Why the lengthy gap this particular time? Well, mostly because I've been a bit obsessed with ... well, ... looks cautiously over shoulder ... um .. well ... *cough*harrypotter*cough*.

It all started as the release date for the third Harry Potter movie, Harry Potter and the Prisioner of Azkaban, approached. In preparation, I started re-reading the third book, and checking out the news on some of the popular Harry Potter web sites, like "The Leaky Cauldron", "Mugglenet" and even "JK Rowling Official Site".

Then I, my husband and my five-and-a-half year old son went and saw it on opening night - what a blast, and a totally awesome movie. So what if it wasn't exactly "faithful" to every single nuance and action in the book? It was faithful to the theme of the book over all, and so, so, so different from how the first two were done. The best explanation I've seen touching on the difference is thus:

<quote who="Cleolinda Jones" where="Daily Digest Movie News">

"The best way I can describe the difference between Chris Columbus and Alfonso Cuarón as directors is that it's like dancing. You're dancing with this one guy, and he knows all the steps, but you can tell it was a lot of work for him to memorize them, and you keep hearing him mutter, "One-two-three, one-two-three..." the whole time. Then you're dancing with this other guy, and he's so good at what he does that you're not conscious of anything else but music and motion.

"Alfonso Cuarón is that second guy."

</quote>

(If you are also a Harry Potter fan (closet or otherwise) and are willing to go through the motions of signing up for a free LiveJournal account and joining Cleolinda's Movies in 15 Minutes community, you have to check out her parody "Harry Potter and the Prisoner of Azkaban in 15 minutes". Warning - although based on a kids' movie, this parody does contain "mature content")

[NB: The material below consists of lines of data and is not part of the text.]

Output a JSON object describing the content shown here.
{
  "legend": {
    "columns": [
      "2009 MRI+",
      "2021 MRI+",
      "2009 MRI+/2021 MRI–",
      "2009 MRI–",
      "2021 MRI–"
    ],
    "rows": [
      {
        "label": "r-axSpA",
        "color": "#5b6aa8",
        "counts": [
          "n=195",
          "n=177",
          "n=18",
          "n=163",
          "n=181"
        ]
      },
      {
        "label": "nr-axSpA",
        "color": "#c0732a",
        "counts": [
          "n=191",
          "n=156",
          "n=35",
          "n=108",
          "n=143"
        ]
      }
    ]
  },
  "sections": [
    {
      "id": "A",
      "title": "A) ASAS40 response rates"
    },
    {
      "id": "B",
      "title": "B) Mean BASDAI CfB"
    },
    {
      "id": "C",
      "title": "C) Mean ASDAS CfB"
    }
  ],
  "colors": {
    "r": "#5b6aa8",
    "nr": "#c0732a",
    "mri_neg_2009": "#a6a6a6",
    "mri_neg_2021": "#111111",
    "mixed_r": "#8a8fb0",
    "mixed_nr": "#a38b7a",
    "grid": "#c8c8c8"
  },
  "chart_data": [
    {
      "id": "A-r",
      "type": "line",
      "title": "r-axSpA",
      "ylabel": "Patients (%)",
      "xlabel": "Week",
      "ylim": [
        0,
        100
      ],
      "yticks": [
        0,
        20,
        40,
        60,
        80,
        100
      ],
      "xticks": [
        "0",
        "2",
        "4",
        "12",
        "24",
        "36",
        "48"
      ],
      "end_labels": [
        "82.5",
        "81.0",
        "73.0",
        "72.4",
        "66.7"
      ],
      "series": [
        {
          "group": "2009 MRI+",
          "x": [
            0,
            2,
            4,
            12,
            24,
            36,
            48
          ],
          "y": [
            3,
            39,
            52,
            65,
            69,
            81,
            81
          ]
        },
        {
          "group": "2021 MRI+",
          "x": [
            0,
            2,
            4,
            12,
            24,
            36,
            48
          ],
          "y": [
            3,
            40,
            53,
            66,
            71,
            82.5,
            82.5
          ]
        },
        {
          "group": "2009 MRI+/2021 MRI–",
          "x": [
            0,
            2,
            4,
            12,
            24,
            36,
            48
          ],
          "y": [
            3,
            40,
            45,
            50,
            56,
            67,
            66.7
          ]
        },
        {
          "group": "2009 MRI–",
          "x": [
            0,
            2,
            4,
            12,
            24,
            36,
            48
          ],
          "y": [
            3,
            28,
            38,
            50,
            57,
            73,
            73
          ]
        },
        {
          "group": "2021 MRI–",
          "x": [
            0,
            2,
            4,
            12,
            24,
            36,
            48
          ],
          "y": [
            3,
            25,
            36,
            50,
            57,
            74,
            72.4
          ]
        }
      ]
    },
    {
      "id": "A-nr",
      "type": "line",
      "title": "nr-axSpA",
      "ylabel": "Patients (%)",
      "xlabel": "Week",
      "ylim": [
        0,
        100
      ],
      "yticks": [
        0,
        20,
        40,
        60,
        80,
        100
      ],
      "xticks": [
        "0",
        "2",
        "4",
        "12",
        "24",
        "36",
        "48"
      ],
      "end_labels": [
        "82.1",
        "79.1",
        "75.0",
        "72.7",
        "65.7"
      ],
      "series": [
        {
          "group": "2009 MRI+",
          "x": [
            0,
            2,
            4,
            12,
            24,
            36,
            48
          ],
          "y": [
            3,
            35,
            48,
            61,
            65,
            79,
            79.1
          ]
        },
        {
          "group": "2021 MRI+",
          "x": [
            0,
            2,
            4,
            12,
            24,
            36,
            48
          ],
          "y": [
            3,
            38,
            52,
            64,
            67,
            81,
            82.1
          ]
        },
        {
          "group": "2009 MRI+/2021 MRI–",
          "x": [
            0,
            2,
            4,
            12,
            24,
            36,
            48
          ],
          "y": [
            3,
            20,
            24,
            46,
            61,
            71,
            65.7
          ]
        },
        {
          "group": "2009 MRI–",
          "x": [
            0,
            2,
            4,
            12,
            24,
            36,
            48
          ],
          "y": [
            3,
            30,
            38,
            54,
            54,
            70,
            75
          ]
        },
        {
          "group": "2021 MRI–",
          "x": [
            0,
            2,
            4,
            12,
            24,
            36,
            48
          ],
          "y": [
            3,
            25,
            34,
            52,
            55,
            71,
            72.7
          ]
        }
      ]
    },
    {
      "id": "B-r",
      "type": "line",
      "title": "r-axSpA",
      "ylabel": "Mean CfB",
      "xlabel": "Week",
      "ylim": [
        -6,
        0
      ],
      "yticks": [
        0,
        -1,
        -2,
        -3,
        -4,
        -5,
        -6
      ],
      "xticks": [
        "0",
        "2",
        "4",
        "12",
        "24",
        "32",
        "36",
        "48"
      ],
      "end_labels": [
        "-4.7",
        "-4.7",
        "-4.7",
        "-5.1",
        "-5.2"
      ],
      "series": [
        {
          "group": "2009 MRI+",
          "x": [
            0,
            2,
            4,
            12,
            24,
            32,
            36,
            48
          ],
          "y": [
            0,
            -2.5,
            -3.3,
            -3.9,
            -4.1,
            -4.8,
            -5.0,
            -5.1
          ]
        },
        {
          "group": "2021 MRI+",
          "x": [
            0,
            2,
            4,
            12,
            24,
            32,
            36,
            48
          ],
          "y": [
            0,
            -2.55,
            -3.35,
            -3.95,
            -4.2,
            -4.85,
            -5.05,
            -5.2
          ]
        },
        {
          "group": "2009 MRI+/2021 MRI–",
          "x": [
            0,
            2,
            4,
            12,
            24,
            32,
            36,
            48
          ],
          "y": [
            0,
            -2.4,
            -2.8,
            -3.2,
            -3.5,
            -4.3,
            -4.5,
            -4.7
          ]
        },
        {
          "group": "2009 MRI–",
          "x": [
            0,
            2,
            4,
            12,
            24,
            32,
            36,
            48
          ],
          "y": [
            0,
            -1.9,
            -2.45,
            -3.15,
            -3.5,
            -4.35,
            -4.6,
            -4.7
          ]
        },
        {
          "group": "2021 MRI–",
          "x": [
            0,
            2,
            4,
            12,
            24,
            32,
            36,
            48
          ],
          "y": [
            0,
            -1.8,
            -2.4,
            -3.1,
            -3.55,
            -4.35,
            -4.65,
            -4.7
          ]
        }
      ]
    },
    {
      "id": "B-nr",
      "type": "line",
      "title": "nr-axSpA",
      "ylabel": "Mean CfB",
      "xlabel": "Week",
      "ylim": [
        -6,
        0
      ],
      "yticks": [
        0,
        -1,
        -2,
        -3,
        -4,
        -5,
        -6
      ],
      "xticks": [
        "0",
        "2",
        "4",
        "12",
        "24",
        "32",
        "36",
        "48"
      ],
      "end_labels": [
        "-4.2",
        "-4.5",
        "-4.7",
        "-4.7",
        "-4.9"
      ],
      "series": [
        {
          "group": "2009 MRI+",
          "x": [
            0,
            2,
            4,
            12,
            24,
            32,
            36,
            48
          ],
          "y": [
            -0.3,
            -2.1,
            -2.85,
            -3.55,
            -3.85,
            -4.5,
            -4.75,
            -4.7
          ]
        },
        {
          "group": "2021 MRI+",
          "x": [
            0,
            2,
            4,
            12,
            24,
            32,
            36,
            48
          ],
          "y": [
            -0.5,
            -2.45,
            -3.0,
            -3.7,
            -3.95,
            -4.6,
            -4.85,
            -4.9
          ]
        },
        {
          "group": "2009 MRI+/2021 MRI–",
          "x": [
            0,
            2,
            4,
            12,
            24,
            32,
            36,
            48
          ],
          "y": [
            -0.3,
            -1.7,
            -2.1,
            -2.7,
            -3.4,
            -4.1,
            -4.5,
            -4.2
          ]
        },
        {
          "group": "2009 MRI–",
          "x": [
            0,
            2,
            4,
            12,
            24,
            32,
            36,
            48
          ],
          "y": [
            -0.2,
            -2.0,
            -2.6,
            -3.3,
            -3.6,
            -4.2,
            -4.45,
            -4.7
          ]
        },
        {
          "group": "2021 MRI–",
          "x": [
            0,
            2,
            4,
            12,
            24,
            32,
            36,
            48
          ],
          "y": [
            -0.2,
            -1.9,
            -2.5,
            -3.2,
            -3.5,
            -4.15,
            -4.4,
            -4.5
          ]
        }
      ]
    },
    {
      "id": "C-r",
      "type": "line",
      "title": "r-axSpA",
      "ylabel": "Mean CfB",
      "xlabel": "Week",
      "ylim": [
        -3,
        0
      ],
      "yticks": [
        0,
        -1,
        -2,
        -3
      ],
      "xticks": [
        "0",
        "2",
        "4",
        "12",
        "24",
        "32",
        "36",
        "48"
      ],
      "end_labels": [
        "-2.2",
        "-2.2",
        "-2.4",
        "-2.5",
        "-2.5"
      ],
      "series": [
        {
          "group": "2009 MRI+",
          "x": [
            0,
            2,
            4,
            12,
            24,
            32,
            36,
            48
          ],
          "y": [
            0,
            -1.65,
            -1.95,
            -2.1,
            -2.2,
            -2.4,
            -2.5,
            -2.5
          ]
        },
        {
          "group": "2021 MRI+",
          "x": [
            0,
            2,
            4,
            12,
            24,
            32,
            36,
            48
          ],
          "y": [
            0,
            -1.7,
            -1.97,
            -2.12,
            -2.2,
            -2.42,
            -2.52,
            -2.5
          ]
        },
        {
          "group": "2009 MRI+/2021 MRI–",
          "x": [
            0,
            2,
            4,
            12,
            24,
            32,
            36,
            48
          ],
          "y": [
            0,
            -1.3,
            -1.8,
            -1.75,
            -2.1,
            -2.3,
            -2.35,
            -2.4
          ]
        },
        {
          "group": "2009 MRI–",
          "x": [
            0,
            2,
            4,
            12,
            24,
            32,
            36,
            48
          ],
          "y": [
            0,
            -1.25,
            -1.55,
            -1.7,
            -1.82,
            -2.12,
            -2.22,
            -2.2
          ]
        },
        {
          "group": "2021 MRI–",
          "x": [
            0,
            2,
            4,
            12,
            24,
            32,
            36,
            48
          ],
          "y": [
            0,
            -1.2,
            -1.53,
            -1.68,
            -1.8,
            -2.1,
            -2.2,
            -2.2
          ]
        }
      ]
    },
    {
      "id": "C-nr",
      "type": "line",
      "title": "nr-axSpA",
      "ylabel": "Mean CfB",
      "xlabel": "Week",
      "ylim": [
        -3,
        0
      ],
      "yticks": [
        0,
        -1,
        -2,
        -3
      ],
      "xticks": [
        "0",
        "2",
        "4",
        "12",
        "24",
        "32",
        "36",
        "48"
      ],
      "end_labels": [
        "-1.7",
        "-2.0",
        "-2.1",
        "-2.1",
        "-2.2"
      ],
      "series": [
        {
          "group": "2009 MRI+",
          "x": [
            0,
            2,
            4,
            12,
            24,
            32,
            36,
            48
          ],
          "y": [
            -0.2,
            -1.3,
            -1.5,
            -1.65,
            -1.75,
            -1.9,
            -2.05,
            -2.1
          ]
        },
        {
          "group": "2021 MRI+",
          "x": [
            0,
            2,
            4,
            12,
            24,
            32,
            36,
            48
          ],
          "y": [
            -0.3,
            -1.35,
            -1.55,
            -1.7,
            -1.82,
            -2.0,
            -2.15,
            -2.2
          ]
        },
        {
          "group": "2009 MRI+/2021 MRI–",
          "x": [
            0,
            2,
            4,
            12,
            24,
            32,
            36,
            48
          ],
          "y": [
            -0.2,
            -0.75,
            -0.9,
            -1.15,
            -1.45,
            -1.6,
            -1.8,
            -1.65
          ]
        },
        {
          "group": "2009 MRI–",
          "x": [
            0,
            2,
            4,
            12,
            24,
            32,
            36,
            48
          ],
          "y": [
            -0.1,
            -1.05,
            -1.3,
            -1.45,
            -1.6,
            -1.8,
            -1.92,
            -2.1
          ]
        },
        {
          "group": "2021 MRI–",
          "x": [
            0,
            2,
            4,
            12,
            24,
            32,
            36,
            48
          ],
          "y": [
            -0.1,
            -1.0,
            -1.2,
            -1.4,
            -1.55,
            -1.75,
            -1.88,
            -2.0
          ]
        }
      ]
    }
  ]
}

After the movie, I started re-reading the other books in more or less random order - started the fourth book as a follow on to the third, then picked up the first book to read aloud to my son at bedtime, and am now about half way through book five, with plans to pick up book two when that's done. As the obsession was still running high I poked around the net some more and eventually stubmled onto a awesome though seriously high-bandwidth Yahoo! group called Harry Potter for Grownups, and I've almost never looked back!

Now then, moving along... despite my current obsession with the Wizarding World I did still managed to stumble across the following Tidbits of Technology:

DRM and MSFT: a product no customer wants (Transcript of a talk given on the Microsoft Redmond Campus) - Cory Doctorow, June 17, 2004

"Greetings fellow pirates! Arrrrr!

"I'm here today to talk to you about copyright, technology and DRM, I work for the Electronic Frontier Foundation on copyright stuff (mostly), and I live in London. I'm not a lawyer -- I'm a kind of mouthpiece/activist type, though occasionally they shave me and stuff me into my Bar Mitzvah suit and send me to a standards body or the UN to stir up trouble. I spend about three weeks a month on the road doing completely weird stuff like going to Microsoft to talk about DRM."

Joel on Software - How Microsoft Lost the API War - Joel Spolsky; Sunday, June 13, 2004

"Microsoft's crown strategic jewel, the Windows API, is lost. The cornerstone of Microsoft's monopoly power and incredibly profitable Windows and Office franchises, which account for virtually all of Microsoft's income and covers up a huge array of unprofitable or marginally profitable product lines, the Windows API is no longer of much interest to developers. The goose that lays the golden eggs is not quite dead, but it does have a terminal disease, one that nobody noticed yet."

Someday, You'll Own a Tablet PC - by David Coursey, June 18, 2004

"Opinion: With tablet support likely becoming a standard part of the Longhorn OS, every Windows-based business notebook will double as a Tablet PC.

"There's been a lot of talk around eWEEK.com about the future of the Tablet PC, so I've decided to add my two cents' worth. My prediction? Someday every business notebook that uses a Microsoft operating system will be a Tablet PC. And most of them will even have tablet features!"